Korea Polytechnic University
Renouncing “Global Citizenship”: Seeking More Personal Ways of Motivating Students In Korea, the concept of “global citizenship” is being used to motivate students who are studying within a broad spectrum of educational institutions: from kindergarten to university, at schools both private and public. However, research has shown that global-citizenship education in Korea, as well as other countries, may not actually achieve the goal of motivating students to study. In global-citizenship curricula, students are encouraged to become “productive, self-employable, and competitive beings addressing the demands of national economic growth and competition in a global marketplace” (Choi & Kim, 2018).
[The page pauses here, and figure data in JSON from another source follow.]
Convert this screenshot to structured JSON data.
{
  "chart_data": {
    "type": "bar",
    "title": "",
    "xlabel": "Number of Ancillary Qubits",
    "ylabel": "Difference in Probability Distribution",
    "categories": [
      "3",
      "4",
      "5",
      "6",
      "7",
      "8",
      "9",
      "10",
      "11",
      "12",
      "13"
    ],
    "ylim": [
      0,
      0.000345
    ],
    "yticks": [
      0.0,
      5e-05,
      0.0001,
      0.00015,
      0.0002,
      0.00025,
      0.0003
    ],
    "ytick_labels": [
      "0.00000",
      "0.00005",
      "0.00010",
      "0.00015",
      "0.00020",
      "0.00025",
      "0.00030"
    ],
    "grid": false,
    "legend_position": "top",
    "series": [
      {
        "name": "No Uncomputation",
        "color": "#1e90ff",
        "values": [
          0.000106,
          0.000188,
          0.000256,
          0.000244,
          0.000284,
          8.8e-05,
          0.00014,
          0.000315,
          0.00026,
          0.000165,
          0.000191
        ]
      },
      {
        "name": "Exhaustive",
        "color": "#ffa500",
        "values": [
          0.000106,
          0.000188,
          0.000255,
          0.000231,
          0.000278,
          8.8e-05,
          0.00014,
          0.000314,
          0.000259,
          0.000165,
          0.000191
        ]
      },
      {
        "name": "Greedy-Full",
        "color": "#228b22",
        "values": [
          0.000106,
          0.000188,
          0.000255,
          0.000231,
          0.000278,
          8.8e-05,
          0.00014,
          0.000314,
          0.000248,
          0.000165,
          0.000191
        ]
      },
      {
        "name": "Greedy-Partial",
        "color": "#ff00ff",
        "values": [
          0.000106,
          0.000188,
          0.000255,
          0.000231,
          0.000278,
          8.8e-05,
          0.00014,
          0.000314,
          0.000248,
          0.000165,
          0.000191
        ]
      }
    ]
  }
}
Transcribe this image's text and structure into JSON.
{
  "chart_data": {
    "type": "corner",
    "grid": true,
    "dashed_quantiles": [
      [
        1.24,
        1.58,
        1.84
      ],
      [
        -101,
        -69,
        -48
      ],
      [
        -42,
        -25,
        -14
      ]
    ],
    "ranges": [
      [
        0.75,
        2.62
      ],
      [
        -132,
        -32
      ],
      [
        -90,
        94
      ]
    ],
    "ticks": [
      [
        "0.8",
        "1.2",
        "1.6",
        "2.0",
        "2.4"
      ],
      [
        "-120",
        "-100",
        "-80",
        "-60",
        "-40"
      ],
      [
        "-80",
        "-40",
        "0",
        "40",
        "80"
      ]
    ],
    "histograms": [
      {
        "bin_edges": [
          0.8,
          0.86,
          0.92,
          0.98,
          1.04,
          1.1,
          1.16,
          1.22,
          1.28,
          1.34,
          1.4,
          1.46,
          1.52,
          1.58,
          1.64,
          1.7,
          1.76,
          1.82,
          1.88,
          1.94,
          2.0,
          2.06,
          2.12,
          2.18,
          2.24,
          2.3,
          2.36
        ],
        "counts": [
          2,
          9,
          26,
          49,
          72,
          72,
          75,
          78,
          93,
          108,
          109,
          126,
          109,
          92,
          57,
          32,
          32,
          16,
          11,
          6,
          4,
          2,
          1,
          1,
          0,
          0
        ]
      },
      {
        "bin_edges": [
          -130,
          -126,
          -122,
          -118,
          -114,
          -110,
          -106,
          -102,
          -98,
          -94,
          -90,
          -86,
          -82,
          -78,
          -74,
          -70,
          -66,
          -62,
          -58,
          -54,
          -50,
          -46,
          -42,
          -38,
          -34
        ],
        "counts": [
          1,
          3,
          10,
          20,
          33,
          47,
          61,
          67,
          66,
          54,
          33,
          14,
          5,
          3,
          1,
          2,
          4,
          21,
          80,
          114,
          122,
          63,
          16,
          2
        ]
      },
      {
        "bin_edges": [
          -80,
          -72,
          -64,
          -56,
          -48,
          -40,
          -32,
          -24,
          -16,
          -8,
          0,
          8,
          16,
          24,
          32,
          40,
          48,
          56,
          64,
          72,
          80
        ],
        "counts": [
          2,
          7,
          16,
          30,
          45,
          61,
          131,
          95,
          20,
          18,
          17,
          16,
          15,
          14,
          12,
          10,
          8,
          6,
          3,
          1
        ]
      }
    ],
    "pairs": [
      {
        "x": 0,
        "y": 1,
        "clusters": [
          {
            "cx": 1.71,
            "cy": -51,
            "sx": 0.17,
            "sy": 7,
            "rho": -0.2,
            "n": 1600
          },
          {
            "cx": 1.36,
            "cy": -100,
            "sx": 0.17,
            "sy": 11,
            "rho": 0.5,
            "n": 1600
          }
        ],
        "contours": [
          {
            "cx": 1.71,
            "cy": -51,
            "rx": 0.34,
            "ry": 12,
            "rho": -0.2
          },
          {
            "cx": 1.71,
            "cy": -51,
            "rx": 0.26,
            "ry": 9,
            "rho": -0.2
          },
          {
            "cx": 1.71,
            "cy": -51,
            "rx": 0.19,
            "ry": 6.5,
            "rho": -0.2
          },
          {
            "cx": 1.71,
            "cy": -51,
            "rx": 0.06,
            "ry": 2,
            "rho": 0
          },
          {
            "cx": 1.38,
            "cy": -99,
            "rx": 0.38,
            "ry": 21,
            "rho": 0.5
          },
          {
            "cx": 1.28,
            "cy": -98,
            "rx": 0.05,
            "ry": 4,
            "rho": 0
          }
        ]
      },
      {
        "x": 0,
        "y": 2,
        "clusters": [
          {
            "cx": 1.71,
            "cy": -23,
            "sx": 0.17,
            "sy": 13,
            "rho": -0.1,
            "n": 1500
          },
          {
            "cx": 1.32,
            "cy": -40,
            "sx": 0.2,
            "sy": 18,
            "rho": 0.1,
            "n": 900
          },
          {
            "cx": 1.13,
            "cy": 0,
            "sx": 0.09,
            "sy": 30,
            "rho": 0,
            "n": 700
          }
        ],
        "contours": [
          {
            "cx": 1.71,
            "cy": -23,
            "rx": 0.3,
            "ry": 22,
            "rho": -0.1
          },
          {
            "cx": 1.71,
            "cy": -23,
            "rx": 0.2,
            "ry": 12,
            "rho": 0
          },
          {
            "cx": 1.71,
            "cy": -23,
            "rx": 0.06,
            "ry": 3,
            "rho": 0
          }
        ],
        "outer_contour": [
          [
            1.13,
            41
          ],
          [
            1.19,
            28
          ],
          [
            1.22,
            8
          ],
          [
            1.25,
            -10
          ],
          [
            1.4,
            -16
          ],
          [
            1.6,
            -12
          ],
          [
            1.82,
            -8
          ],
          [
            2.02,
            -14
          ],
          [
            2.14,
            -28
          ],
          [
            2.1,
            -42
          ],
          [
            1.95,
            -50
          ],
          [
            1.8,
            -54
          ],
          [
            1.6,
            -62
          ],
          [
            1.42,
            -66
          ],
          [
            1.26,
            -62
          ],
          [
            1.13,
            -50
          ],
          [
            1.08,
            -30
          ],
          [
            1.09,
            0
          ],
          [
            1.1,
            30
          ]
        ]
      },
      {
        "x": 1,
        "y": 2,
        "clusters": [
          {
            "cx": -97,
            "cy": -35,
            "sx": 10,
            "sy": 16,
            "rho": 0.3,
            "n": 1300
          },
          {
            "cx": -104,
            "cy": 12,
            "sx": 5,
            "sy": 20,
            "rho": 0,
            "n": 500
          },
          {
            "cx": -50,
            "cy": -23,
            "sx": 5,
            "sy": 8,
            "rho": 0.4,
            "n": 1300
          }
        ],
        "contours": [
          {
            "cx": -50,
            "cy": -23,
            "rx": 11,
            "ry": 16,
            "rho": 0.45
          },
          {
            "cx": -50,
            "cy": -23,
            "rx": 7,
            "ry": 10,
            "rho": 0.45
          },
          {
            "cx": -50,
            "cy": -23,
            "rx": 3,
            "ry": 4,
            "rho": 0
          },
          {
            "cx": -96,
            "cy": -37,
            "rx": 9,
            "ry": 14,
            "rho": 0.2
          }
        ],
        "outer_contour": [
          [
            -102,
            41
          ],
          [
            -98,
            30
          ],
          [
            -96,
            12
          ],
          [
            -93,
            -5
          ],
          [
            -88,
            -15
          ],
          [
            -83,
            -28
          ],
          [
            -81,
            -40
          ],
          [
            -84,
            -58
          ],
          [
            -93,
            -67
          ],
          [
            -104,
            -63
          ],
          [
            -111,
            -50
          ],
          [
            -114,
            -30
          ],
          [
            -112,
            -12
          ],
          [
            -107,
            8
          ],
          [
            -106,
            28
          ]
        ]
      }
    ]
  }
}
Yet, young Koreans increasingly say that they hope to escape what they refer to as the “unending competition” of life in modern Korea (Yon, 2016). Therefore, as long as global-citizenship education focuses on economic competition, it will not serve the purpose of motivating all students. Even for those students who might be amenable to using education to prepare themselves for economic competition, the concept of global citizenship provides extrinsic, instrumental motivation. That combination of motivations is hard to sustain; learners may easily become frustrated or feel that they are not in control. In this dialogue session, we will continue to consider the potential problems of using global citizenship as an engine of motivation for our students. We will also explore different ways to motivate our students. Ultimately, we will look for ways to help our students to cultivate their own unique, English-language identities within a global context without prioritizing economic competition over personal development. Works Cited Choi, Yoonjung, & Kim, Yeji. (2018). Deconstructing neoliberalism in global citizenship discourses: an analysis of Korean social studies textbooks. Critical Studies in Education, DOI: 10.1080/17508487.2018.1501718 Hwangbo, Yon. (2016). Young people increasingly looking to escape Korea for a life abroad. Hankyoreh, http://english.hani.co.kr/arti/english_edition/e_national/724607.html
Blake Brunner has taught English and international relations at Korea Polytechnic University since 2016. From 2010 to 2015, he taught in high schools in Daegu. He has also taught in Vietnam and Syria. He has Cambridge CELTA and Delta certifications, as well as a master’s degree in international relations. His research interests include motivation in monolingual classes, ELT policy in Korea and the role of the mass media in international relations.